Game Production One-Week Intensive Course
Real World Experience
We make games. Working in the game sector is dynamic, fast-paced and highly integrated. When you work with us your classroom operates as a game studio so that you gain the experience of working in a game studio while learning the skills you need.
Your instructors have multiple years of experience training people for the video game, interactive and digital media sectors. With experience in game production, strategy and public policy and studio-based education, your instructors have the training, experience and networks to help you achieve your goals.
The University of Calgary’s Game Production one-week intensive course consists of in-studio instructions and hands-on experiences for eight hours a day for five days. It is intended for current undergraduates, new graduates, game development hobbyists, as well as the general public with a desire to transfer their skills to the dynamic world of game production, offering students a real sense of what it is like to work in the games industry.
In this team-based studio class, you will develop and pitch a game product, identify your personal strengths in areas of specialization, and collaborate across disciplines in a production studio model. Examine and extend your previous knowledge in the context of four core areas: computer programming, story and design, media content and business practice. Experience what it's like to work at the forefront of the digital revolution, learn the language of the games studio, and find your fit.
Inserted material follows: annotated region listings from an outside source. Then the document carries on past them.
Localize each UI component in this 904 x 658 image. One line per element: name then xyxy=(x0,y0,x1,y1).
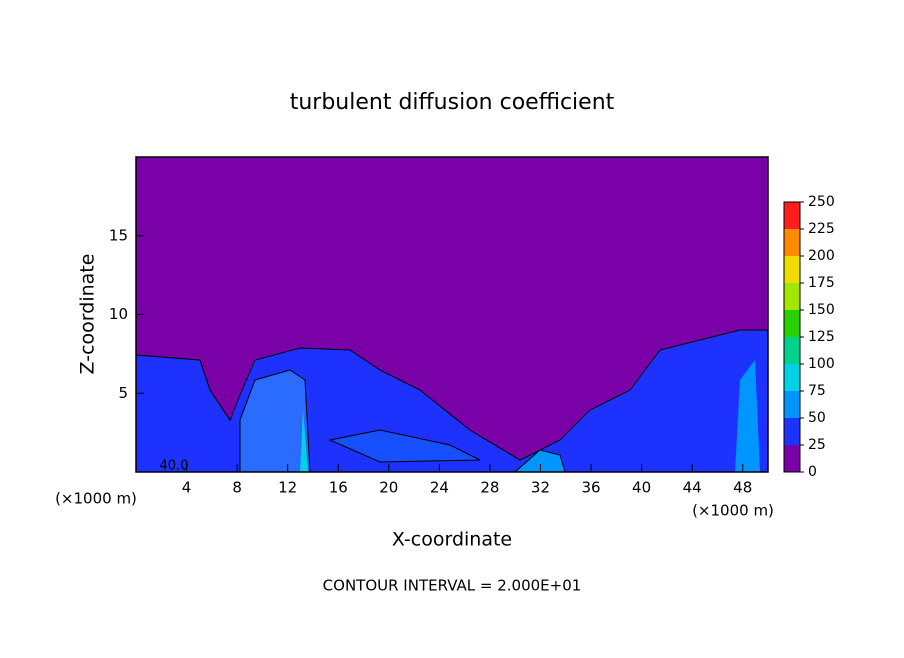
colorbar-tick-label: 50 xyxy=(808,410,826,426)
y-axis-label: Z-coordinate xyxy=(77,254,99,375)
colorbar-tick-label: 150 xyxy=(808,302,835,318)
colorbar-tick-label: 100 xyxy=(808,356,835,372)
x-tick-label: 8 xyxy=(232,479,242,497)
field-region xyxy=(514,449,566,472)
footer: CONTOUR INTERVAL = 2.000E+01 xyxy=(323,577,582,595)
colorbar-tick-label: 175 xyxy=(808,275,835,291)
colorbar-tick-label: 75 xyxy=(808,383,826,399)
x-tick-label: 28 xyxy=(480,479,499,497)
colorbar-band xyxy=(784,364,800,391)
field-region xyxy=(328,429,481,463)
field-region xyxy=(735,360,760,472)
colorbar-tick-label: 225 xyxy=(808,221,835,237)
x-tick-label: 12 xyxy=(278,479,297,497)
colorbar-band xyxy=(784,283,800,310)
colorbar-band xyxy=(784,310,800,337)
colorbar-band xyxy=(784,202,800,229)
y-tick-label: 10 xyxy=(109,305,128,323)
colorbar-band xyxy=(784,337,800,364)
colorbar-tick-label: 125 xyxy=(808,329,835,345)
x-axis-label: X-coordinate xyxy=(392,529,512,551)
y-tick-label: 15 xyxy=(109,226,128,244)
x-tick-label: 16 xyxy=(329,479,348,497)
y-tick-label: 5 xyxy=(118,384,128,402)
colorbar-tick-label: 25 xyxy=(808,437,826,453)
colorbar-tick-label: 250 xyxy=(808,194,835,210)
colorbar-tick-label: 200 xyxy=(808,248,835,264)
x-tick-label: 36 xyxy=(581,479,600,497)
x-tick-label: 48 xyxy=(733,479,752,497)
colorbar-band xyxy=(784,256,800,283)
colorbar-band xyxy=(784,445,800,472)
x-tick-label: 4 xyxy=(182,479,192,497)
colorbar-band xyxy=(784,418,800,445)
field-region xyxy=(300,410,308,472)
x-unit-left: (×1000 m) xyxy=(55,490,137,508)
x-unit-right: (×1000 m) xyxy=(692,502,774,520)
colorbar-tick-label: 0 xyxy=(808,464,817,480)
x-tick-label: 20 xyxy=(379,479,398,497)
colorbar-band xyxy=(784,391,800,418)
x-tick-label: 24 xyxy=(430,479,449,497)
field xyxy=(136,157,768,472)
contour-label: 40.0 xyxy=(160,459,189,474)
x-tick-label: 40 xyxy=(632,479,651,497)
chart-title: turbulent diffusion coefficient xyxy=(290,90,615,115)
colorbar-band xyxy=(784,229,800,256)
field-region xyxy=(239,369,311,472)
x-tick-label: 32 xyxy=(531,479,550,497)
x-tick-label: 44 xyxy=(683,479,702,497)
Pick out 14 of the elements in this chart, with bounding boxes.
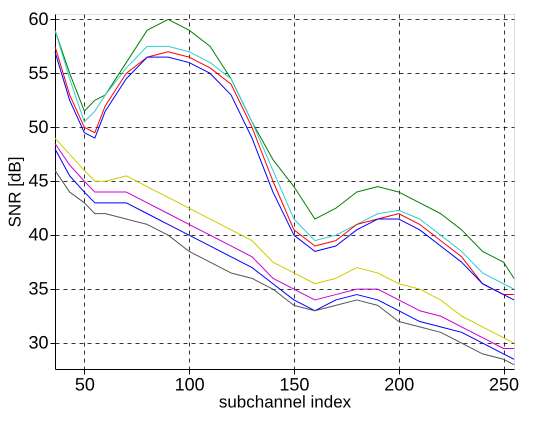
y-tick-label: 55 xyxy=(28,62,48,83)
x-tick-label: 250 xyxy=(488,374,520,394)
y-axis-title: SNR [dB] xyxy=(5,156,24,228)
y-tick-label: 35 xyxy=(28,278,48,299)
x-tick-label: 100 xyxy=(174,374,205,394)
y-tick-label: 50 xyxy=(28,116,48,137)
y-tick-label: 60 xyxy=(28,8,48,29)
x-tick-label: 50 xyxy=(74,374,95,394)
x-tick-label: 200 xyxy=(384,374,414,394)
y-tick-label: 30 xyxy=(28,332,48,353)
y-tick-label: 40 xyxy=(28,224,48,245)
y-tick-label: 45 xyxy=(28,170,48,191)
x-axis-title: subchannel index xyxy=(218,392,352,412)
x-tick-label: 150 xyxy=(279,374,310,394)
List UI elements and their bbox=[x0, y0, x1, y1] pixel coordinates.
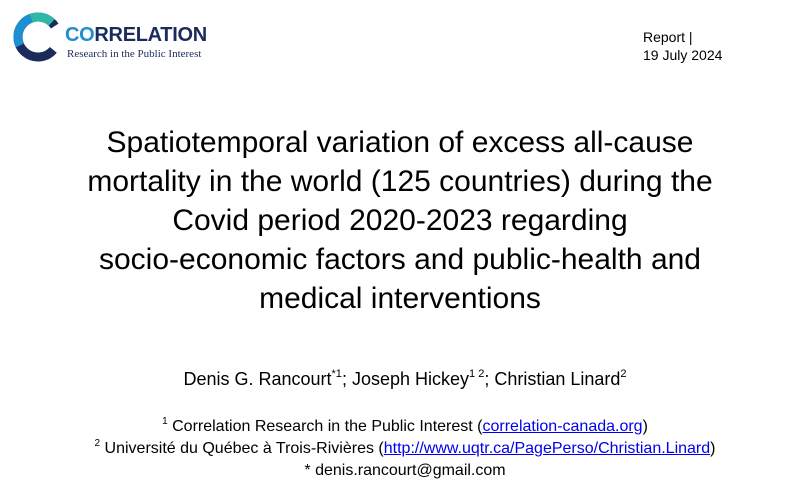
affiliation-item: 1 Correlation Research in the Public Int… bbox=[0, 416, 800, 438]
title-line: medical interventions bbox=[259, 282, 541, 315]
correlation-logo: CORRELATION Research in the Public Inter… bbox=[12, 11, 222, 63]
affiliation-close: ) bbox=[710, 440, 716, 457]
logo-tagline: Research in the Public Interest bbox=[67, 48, 202, 60]
affiliation-marker: 1 bbox=[162, 416, 168, 427]
report-label: Report | bbox=[643, 29, 693, 45]
affiliation-marker: 2 bbox=[94, 438, 101, 449]
contact-marker: * bbox=[304, 462, 311, 479]
report-meta: Report | 19 July 2024 bbox=[643, 28, 722, 64]
title-line: Covid period 2020-2023 regarding bbox=[172, 204, 628, 237]
author-name: Christian Linard bbox=[494, 369, 621, 389]
author-list: Denis G. Rancourt*1; Joseph Hickey1 2; C… bbox=[0, 367, 800, 391]
title-line: Spatiotemporal variation of excess all-c… bbox=[106, 126, 694, 159]
affiliation-text: Correlation Research in the Public Inter… bbox=[172, 418, 483, 435]
contact-line: * denis.rancourt@gmail.com bbox=[0, 460, 800, 482]
affiliation-close: ) bbox=[642, 418, 648, 435]
document-title: Spatiotemporal variation of excess all-c… bbox=[20, 123, 780, 318]
affiliation-item: 2 Université du Québec à Trois-Rivières … bbox=[0, 438, 800, 460]
author-name: Joseph Hickey bbox=[351, 369, 470, 389]
author-separator: ; bbox=[341, 369, 352, 389]
logo-wordmark: CORRELATION bbox=[65, 24, 207, 46]
correlation-logo-mark-icon bbox=[13, 12, 63, 62]
title-line: mortality in the world (125 countries) d… bbox=[87, 165, 713, 198]
author-affiliation-marker: *1 bbox=[331, 368, 342, 380]
contact-email: denis.rancourt@gmail.com bbox=[315, 462, 506, 479]
report-date: 19 July 2024 bbox=[643, 47, 723, 63]
author-affiliation-marker: 1 2 bbox=[469, 368, 485, 380]
author-name: Denis G. Rancourt bbox=[183, 369, 332, 389]
title-line: socio-economic factors and public-health… bbox=[98, 243, 701, 276]
affiliation-text: Université du Québec à Trois-Rivières ( bbox=[104, 440, 384, 457]
author-affiliation-marker: 2 bbox=[620, 368, 627, 380]
author-separator: ; bbox=[484, 369, 495, 389]
affiliation-list: 1 Correlation Research in the Public Int… bbox=[0, 416, 800, 482]
affiliation-link[interactable]: http://www.uqtr.ca/PagePerso/Christian.L… bbox=[383, 440, 711, 457]
affiliation-link[interactable]: correlation-canada.org bbox=[482, 418, 643, 435]
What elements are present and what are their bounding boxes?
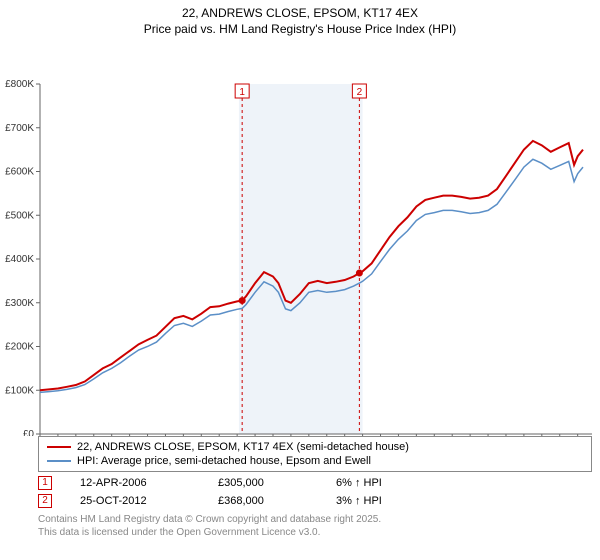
transaction-date: 25-OCT-2012 [80, 495, 190, 507]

Game production requires you to think in new ways about your work. In this course, you will learn to blend equal parts of arts, game programming, and business thinking as you journey through a week-long intensive course that will require you to collaborate, pitch, plan, implement, and demonstrate your work to professionals who can help you fine tune your work and portfolio for your next steps in your career path.
Be an engine of change and drive your career to the next level.
What do I need to apply?
- A strong interest in learning video game production
- A letter outlining your interest in the program, your area of focus, and what you hope to learn
- Relevant prior work such as game, media, art, or programming projects (if any)
What other details do I need to know?
- Format: One-week intensive course
- Dates: May 10-14, 2021
- Times: 9:00 am to 5:00 pm for five days
- Tuition: Refer to registration page
Who should I contact for more information?
- Please contact firstname.lastname@example.org for further information
We make games. We learn by doing. We get better.
Our one-week intensive course uses an integrated approach to the four key pillars of game production: computer programming, story and design, media content, and business practice. These four pillars operate in harmony to produce the quality players demand. Students in this program will work through two game-jam sessions; one at the start and one at the end of the course. The instructors will assess each participant and provide a skill development plan, including a model for personal portfolios required when applying for work in the industry.
The shortened timeframe for this intensive means participants are expected to enter the program with an area of focus in mind, and a desire to align their existing skills with the team-based approach of the profession. Growth in the profession often involves the expansion of skillsets, but careers are built by working from strength to strength and not from generalization.
Course Learning Outcomes
By completion of this course, and depending on pre-existing skills, successful students will be able to:
- Create a computer game as part of an interdisciplinary team
- Practice communication and collaboration across all four areas of game production
- Discover your personal strengths and what you have to offer the game production industry
- Chart a skills-based plan for a career in the game development industry;
- Refine your portfolio to support your career path
Topics of Instruction (areas may be combined depending on each team’s experience)
- Computer Programming: game engine architecture; game logic and mechanics; troubleshooting; styles of programming for game engines, i.e. Unity engine’s implementation of C# or Unreal Engine’s Blueprints
- Story and Design: narrative forms (branched; lore-based), character and place; story flow for games; game design document; creating and maintaining player engagement through level design
- Media Content: 3D objects; mesh optimization; textures; shaders; 3D audio; particle systems; user interface design, environment design, e.g. assembling and modifying existing 3D models for all aspects of a game level
- Business Practice: Managing team communications; agile strategies for project management.